Successfully Leading Change Means Balancing Vertical & Horizontal Perspectives

There are two critical types of accountability, which result in two very different mindsets. If you need to drive complex change initiatives, you have to understand both.

The first type is Accountability For Vertical Results (↑). The focus here is on expanding future possibilities. It is to create breakthroughs to higher sustainable levels of performance. The mindset is one of abundance, possibility and risk taking. It often equates to working on a business, versus within it. It also often equates to exploring disruptive innovations.

The focus of vertical thinking is on expanding future possibilities.

The second type is Accountability For Horizontal Results (→). The focus here is on managing risk and eliminating variability. The mindset is one of seeking safety and predictability. This often equates to working in a business, versus on it. It also often equates to quality and consistent profitability.

The focus of horizontal thinking is on managing risk and eliminating variability.

An Effective Team Or Enterprise Needs Both Ways Of Thinking

For a team or enterprise to survive and thrive, both types of accountability are essential. To successfully lead change, you work from both horizontal and vertical perspectives at the same time. For example, bringing a new product (vertical) to market with minimal risk (horizontal).

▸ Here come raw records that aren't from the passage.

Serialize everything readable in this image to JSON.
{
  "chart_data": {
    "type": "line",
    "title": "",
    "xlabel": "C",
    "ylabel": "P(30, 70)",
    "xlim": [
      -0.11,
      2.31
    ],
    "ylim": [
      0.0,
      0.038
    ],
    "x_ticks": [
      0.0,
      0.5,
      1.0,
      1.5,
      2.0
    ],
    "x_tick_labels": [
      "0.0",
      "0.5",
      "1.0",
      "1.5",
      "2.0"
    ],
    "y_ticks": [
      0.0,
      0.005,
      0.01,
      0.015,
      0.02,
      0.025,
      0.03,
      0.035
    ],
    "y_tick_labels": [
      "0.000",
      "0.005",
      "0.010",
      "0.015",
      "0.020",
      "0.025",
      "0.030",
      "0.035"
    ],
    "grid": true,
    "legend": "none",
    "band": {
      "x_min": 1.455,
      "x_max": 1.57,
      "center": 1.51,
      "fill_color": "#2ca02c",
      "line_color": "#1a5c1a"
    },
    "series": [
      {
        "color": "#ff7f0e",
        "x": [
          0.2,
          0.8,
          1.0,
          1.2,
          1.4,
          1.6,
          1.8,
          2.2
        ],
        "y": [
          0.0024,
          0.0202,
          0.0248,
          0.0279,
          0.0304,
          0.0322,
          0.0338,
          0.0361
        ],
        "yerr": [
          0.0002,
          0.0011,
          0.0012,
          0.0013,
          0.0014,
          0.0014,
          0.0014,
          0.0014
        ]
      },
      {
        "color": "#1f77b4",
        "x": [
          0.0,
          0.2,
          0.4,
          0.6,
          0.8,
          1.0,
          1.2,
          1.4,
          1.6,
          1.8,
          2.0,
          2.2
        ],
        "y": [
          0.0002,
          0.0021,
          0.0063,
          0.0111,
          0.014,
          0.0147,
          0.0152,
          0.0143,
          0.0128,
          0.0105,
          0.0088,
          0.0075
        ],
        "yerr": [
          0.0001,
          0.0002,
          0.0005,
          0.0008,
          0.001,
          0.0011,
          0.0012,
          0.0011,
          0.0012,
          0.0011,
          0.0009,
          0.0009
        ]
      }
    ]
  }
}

When one of these two perspectives dominates, teams or enterprises can get out of balance and performance will drop:

  • "Wishful thinking" is what happens when a vertical mindset dominates and horizontal concerns are ignored. For example, sales goes after a market without a tested product.
  • "Functionitis" occurs when a horizontal mindset overrides a vertical one. For example, an finance department puts in place cost controls that make it impossible to respond flexibly to competition.
Balancing Horizontal & Vertical Roles Is Essential For Innovation & Enterprise Evolution

Organizations need to be designed to maintain a healthy balance between these two types of accountabilities. Leaders higher in the decision-making hierarchy should have a center of gravity that is more vertical. Managers and workers lower in this hierarchy should have a center of gravity that is more horizontal.

This healthy balance is also important among leadership roles. For example, a key driver for leading change successfully is strength and power of the business leader role. Often when this more vertical role is missing, there is no effective counter-balance to (necessarily) more horizontal perspectives of functional silos. This dynamic is often the cause for failing change initiatives.

This dynamic also reveals the significance of a collaborative culture. In a collaborative culture, there is not only a healthy balance between vertical and horizontal, but the tensions that arise naturally are respected and honored.

In such a culture, leaders and team members have the skills and tools to operate in a multi-stakeholder environment and drive critical conversations to resolution.

The real power of this thinking is that it reframes the naturally occurring conflict between horizontal and vertical roles as essential to innovation and enterprise evolution.

Evaluate Leaders By Their Horizontal & Vertical Contributions

In fact, the effectiveness of leaders can be graded terms of both their horizontal and vertical contributions.

Here's a story: once upon a time an entrepreneur founded a business. Selling on her own, she grew annual revenues to $4M. At that point, she reached her limit and despite trying, could not sell at a higher rate. Recognizing that the primary constraint to growth in her business was in the sales process, the entrepreneur hired a salesman.

The salesman was very good at sales but was terrible as a co-worker. He was self-centered and sometimes even abusive. However, he did help to further grow revenues to $10M.

At this point, the salesman threatened to leave, unless he got more compensation. The entrepreneur did not like conflict and tried to avoid it.

At first, she felt like he was holding her hostage, but then she completely reversed her thinking and decided to sell him a stake in the business. She believed that this approach would compel him to better align his interests and behaviors with her needs and those of the enterprise. She also thought it would be less expensive in the short run.

The value of the firm was estimated at $5M. The salesman bought 30% of the business at a significant discount for $1.4M to be paid out of bonuses that he would receive over three years. Over the next four years he helped to grow revenues to $20M. However, his general behavior did not change.

Then, unfortunately, the salesman and now part owner, died in a nighttime helicopter-skiing accident. The entrepreneur felt relieved and guilty at the same time. Over the next year, the revenues of the business shrank back to $10M.

Then the salesmen’s widow demanded $1.5M or 30% of the value of the company. The entrepreneur negotiated a deal to pay her over 5 years. Unfortunately, this deal left her with little money to reinvest in business, and not enough to hire another sales person.

Here is the salesman’s report card:

o Horizontal Contribution: A

o Vertical Contribution: D

Conclusion: He was very successful from a horizontal perspective, but he failed from a vertical perspective.

Here is the entrepreneur’s report card:

o Horizontal Contribution: C

o Vertical Contribution: D

Conclusion: She performed worse than the salesman from a horizontal perspective, and she also failed from a vertical perspective.

In short, the salesman was a great salesman and a poor leader and the entrepreneur was just a poor leader. She made a very poor leadership and investment decision from a vertical perspective when she sold him part of her business.